La lujuria y la dominación del otro están en nuestro corazón. No somos un cuerpo, sino que poseemos un cuerpo y el otro no puede convertirse en un objeto de placer y consumo. En este tiempo horrible en que muchos padres aplauden que las hijas se abran paso a cualquier precio en la efímera notoriedad de las modelos y el “famoseo”, y en el que las personas se miden por su belleza y juventud, el discípulo de Jesús ha de proponer una lectura de sí mismo y de los otros basado en la persona, y no en su apariencia.
La mentira nos rodea, y es inútil descargar siempre la responsabilidad sobre los otros. En un mundo falso y mentiroso el discípulo de Jesús no necesita jurar porque, dice sencillamente la verdad porque es la verdad. Y, además, no tiene miedo de pagar por sus propias equivocaciones.

Hay que elegir
Por eso es tan importante la elección que hagamos en cada momento de la vida. La exhortación del libro del Eclesiástico en la primera lectura nos coloca, ante esta alternativa: “echa mano a lo que quieras; delante del hombre están muerte y vida: le darán lo que él escoja”.  Somos dramáticamente libres para elegir el bien o el mal; la muerte o la vida.
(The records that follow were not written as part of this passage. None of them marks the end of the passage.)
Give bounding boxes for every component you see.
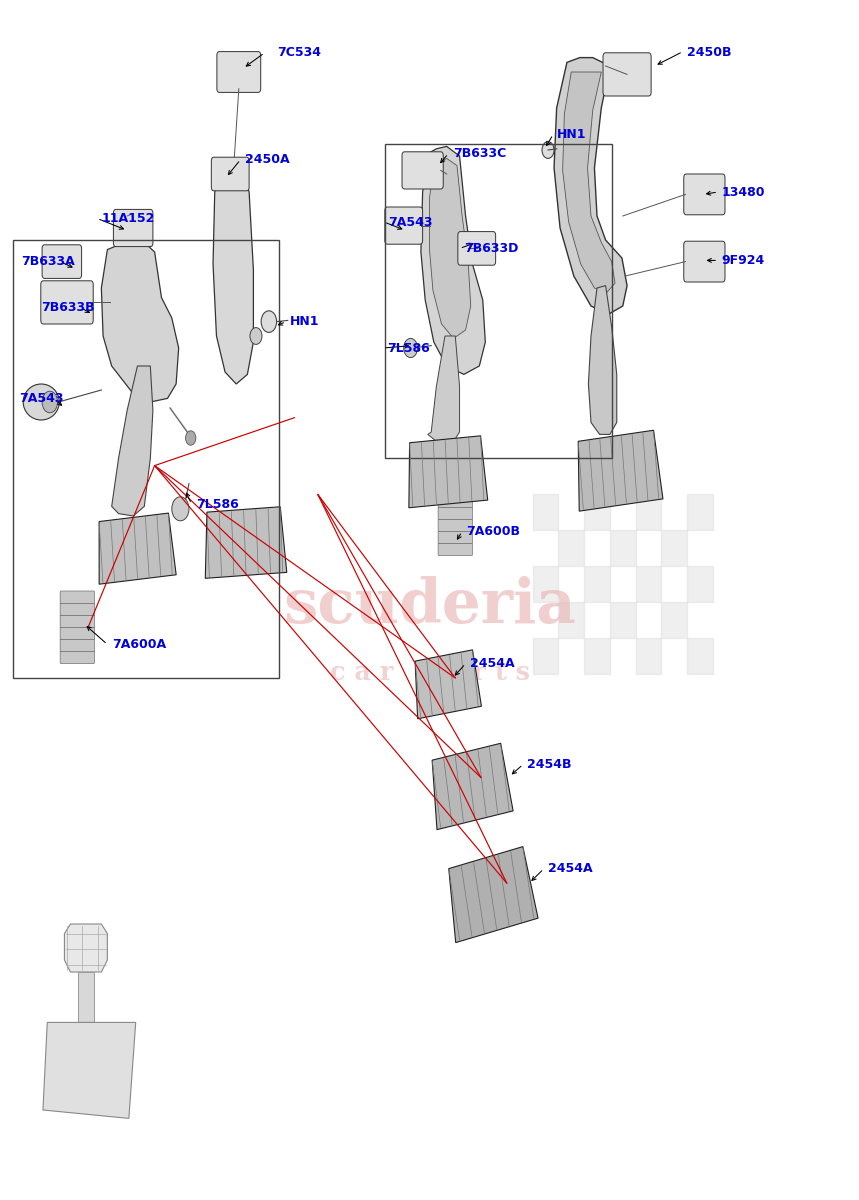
Text: 11A152: 11A152 <box>101 212 155 224</box>
Polygon shape <box>432 743 513 829</box>
Bar <box>636 566 661 602</box>
Polygon shape <box>205 506 287 578</box>
Polygon shape <box>578 431 663 511</box>
FancyBboxPatch shape <box>438 542 472 556</box>
FancyBboxPatch shape <box>438 520 472 532</box>
Circle shape <box>542 142 554 158</box>
Polygon shape <box>112 366 153 516</box>
Bar <box>558 602 584 638</box>
Text: 7A543: 7A543 <box>19 392 64 404</box>
Text: HN1: HN1 <box>557 128 586 140</box>
Text: 7L586: 7L586 <box>196 498 239 510</box>
Circle shape <box>172 497 189 521</box>
FancyBboxPatch shape <box>603 53 651 96</box>
Bar <box>610 602 636 638</box>
Text: 7B633A: 7B633A <box>21 256 76 268</box>
FancyBboxPatch shape <box>60 604 94 616</box>
Text: 2450A: 2450A <box>245 154 289 166</box>
Ellipse shape <box>23 384 59 420</box>
FancyBboxPatch shape <box>684 241 725 282</box>
FancyBboxPatch shape <box>458 232 496 265</box>
Polygon shape <box>78 972 94 1022</box>
Text: scuderia: scuderia <box>283 576 576 636</box>
Bar <box>584 566 610 602</box>
Polygon shape <box>409 436 488 508</box>
Polygon shape <box>448 847 538 943</box>
FancyBboxPatch shape <box>684 174 725 215</box>
FancyBboxPatch shape <box>60 626 94 640</box>
Bar <box>558 530 584 566</box>
FancyBboxPatch shape <box>60 614 94 628</box>
FancyBboxPatch shape <box>402 151 443 188</box>
Circle shape <box>404 338 417 358</box>
Text: 7A543: 7A543 <box>388 216 433 228</box>
Polygon shape <box>554 58 627 314</box>
Text: 9F924: 9F924 <box>722 254 765 266</box>
Bar <box>584 638 610 674</box>
Polygon shape <box>101 240 179 402</box>
Text: 7A600A: 7A600A <box>112 638 166 650</box>
FancyBboxPatch shape <box>113 209 153 246</box>
Bar <box>687 494 713 530</box>
FancyBboxPatch shape <box>216 52 261 92</box>
Text: 7A600B: 7A600B <box>466 526 521 538</box>
FancyBboxPatch shape <box>60 638 94 652</box>
Text: 2450B: 2450B <box>687 47 732 59</box>
Circle shape <box>250 328 262 344</box>
Text: HN1: HN1 <box>290 316 320 328</box>
Bar <box>533 566 558 602</box>
Text: 7B633C: 7B633C <box>453 148 506 160</box>
Bar <box>610 530 636 566</box>
Text: 2454A: 2454A <box>548 863 593 875</box>
FancyBboxPatch shape <box>385 206 423 244</box>
Polygon shape <box>64 924 107 972</box>
Polygon shape <box>99 514 176 584</box>
Polygon shape <box>428 336 460 444</box>
Bar <box>636 638 661 674</box>
Bar <box>533 638 558 674</box>
Text: 7B633D: 7B633D <box>464 242 518 254</box>
Text: c a r   p a r t s: c a r p a r t s <box>330 660 529 685</box>
Text: 13480: 13480 <box>722 186 765 198</box>
Text: 7L586: 7L586 <box>387 342 430 354</box>
Polygon shape <box>421 146 485 374</box>
FancyBboxPatch shape <box>211 157 249 191</box>
Bar <box>661 602 687 638</box>
Polygon shape <box>430 158 471 338</box>
Text: 7C534: 7C534 <box>277 47 321 59</box>
FancyBboxPatch shape <box>42 245 82 278</box>
FancyBboxPatch shape <box>438 530 472 544</box>
Text: 7B633B: 7B633B <box>41 301 94 313</box>
Bar <box>636 494 661 530</box>
Polygon shape <box>588 286 617 434</box>
FancyBboxPatch shape <box>438 508 472 520</box>
Bar <box>687 638 713 674</box>
FancyBboxPatch shape <box>438 496 472 508</box>
Circle shape <box>186 431 196 445</box>
Polygon shape <box>563 72 615 293</box>
Polygon shape <box>415 650 481 719</box>
Circle shape <box>261 311 277 332</box>
Ellipse shape <box>42 391 58 413</box>
FancyBboxPatch shape <box>60 592 94 604</box>
FancyBboxPatch shape <box>41 281 93 324</box>
Polygon shape <box>213 170 253 384</box>
Bar <box>687 566 713 602</box>
FancyBboxPatch shape <box>60 650 94 664</box>
Polygon shape <box>43 1022 136 1118</box>
Text: 2454A: 2454A <box>470 658 515 670</box>
Bar <box>533 494 558 530</box>
FancyBboxPatch shape <box>438 484 472 496</box>
Text: 2454B: 2454B <box>527 758 572 770</box>
Bar <box>584 494 610 530</box>
Bar <box>661 530 687 566</box>
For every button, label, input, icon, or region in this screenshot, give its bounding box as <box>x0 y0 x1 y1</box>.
La participación en la Eucaristía puede ser hoy la respuesta más sincera y el reinicio de una nueva forma de ser y de actuar. Lo que se cuece en el interior de cada uno de nosotros, Dios lo contempla y lo fortalece para que sea según su voluntad. Dejemos que la luz de su Espíritu ilumine nuestro interior y acompañe siempre nuestra fidelidad. Que así sea.